This presentation is an overview of recent developments and new trends in the field of physical and biophysical methods considered for radiation accident dosimetry and triage.
In all events of uncontrolled exposure of individuals to ionizing radiation, when data from conventional personal dosimetry do not exist (persons from the public exposed to orphan or lost radiation source, nuclear and radiological terrorism, absence of dosimeter, radiotherapy or interventional radiology accidents, etc.), it is desirable to have several complementary methods for accurately determining the dose distribution in victims’ organisms or for identifying people that need medical care and additional dose assessment during large scale events. A gold standard does not exist and the most appropriate choices are case dependent.
Over the last 30 years, bones and tooth enamel measured by Electron Paramagnetic Resonance (EPR) spectroscopy were frequently used as bio-indicators of external exposure. EPR remains very pertinent and complementary to biological dosimetry, especially when irradiations are localized or highly heterogeneous, because it can give the absorbed dose in one or several locations in the victim’s organism. Nevertheless, since it requires invasive sampling, its applicability has been limited. In order to overcome this difficulty in light of large scale events and implying new needs in terms of measurement capacity for triage, new approaches are investigated.
Since tooth enamel is one of the most sensitive materials for EPR, some new ways to measure it were investigated: (1) measuring teeth directly in the mouth with EPR at low microwave frequency; and (2) decreasing mass of biopsies (from 100 down to 2 mg) and using high frequency EPR.

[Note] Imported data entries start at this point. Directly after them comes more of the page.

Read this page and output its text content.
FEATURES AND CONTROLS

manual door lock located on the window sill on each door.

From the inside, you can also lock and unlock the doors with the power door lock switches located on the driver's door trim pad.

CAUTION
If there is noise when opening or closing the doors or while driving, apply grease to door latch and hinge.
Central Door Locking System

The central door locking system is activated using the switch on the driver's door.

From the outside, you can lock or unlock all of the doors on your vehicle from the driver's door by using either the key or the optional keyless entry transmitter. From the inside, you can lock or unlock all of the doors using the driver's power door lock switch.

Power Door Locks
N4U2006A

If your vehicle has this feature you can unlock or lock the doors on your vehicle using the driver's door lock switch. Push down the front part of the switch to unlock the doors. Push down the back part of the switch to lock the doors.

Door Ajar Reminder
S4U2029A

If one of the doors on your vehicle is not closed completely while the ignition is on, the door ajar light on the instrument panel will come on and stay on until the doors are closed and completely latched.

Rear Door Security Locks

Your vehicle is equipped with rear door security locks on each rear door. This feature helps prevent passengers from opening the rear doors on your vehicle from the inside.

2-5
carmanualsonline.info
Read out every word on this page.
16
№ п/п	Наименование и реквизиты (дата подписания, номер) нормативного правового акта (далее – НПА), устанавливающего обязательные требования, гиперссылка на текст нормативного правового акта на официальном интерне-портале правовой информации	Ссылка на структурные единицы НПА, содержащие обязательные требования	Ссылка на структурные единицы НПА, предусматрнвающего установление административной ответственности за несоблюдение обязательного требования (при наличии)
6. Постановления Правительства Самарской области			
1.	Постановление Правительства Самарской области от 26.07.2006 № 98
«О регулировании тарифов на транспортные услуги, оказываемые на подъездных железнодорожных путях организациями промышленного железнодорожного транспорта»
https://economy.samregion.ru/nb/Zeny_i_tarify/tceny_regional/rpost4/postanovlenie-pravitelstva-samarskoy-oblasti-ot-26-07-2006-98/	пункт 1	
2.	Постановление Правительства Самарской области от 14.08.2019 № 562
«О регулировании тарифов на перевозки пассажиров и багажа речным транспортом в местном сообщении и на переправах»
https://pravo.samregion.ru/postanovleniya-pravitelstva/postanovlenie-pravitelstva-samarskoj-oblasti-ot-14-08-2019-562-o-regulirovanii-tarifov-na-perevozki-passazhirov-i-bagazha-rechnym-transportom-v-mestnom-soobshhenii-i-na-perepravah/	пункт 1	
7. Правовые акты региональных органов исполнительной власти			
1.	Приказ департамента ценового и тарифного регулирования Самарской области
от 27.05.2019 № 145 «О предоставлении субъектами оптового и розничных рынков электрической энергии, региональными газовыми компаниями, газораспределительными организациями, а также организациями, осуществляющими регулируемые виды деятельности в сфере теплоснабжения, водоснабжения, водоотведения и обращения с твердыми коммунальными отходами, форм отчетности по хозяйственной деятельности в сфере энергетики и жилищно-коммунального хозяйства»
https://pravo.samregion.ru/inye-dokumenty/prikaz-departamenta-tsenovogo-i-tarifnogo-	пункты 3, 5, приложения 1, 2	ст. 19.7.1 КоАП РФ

Some alternative materials measured with conventional EPR are also foreseen and are illustrated in this presentation with specific focus on nails and LCD glass sheets from mobile phones. In addition, luminescence techniques are also considered with materials from mobile phones (LCD glass sheet, chips, and electronic components) or enamel (ex vivo and in vivo).
We give further insight into these new methodologies and discuss advantages and disadvantages, possible capacity, as well as complementarity with biological analysis methods.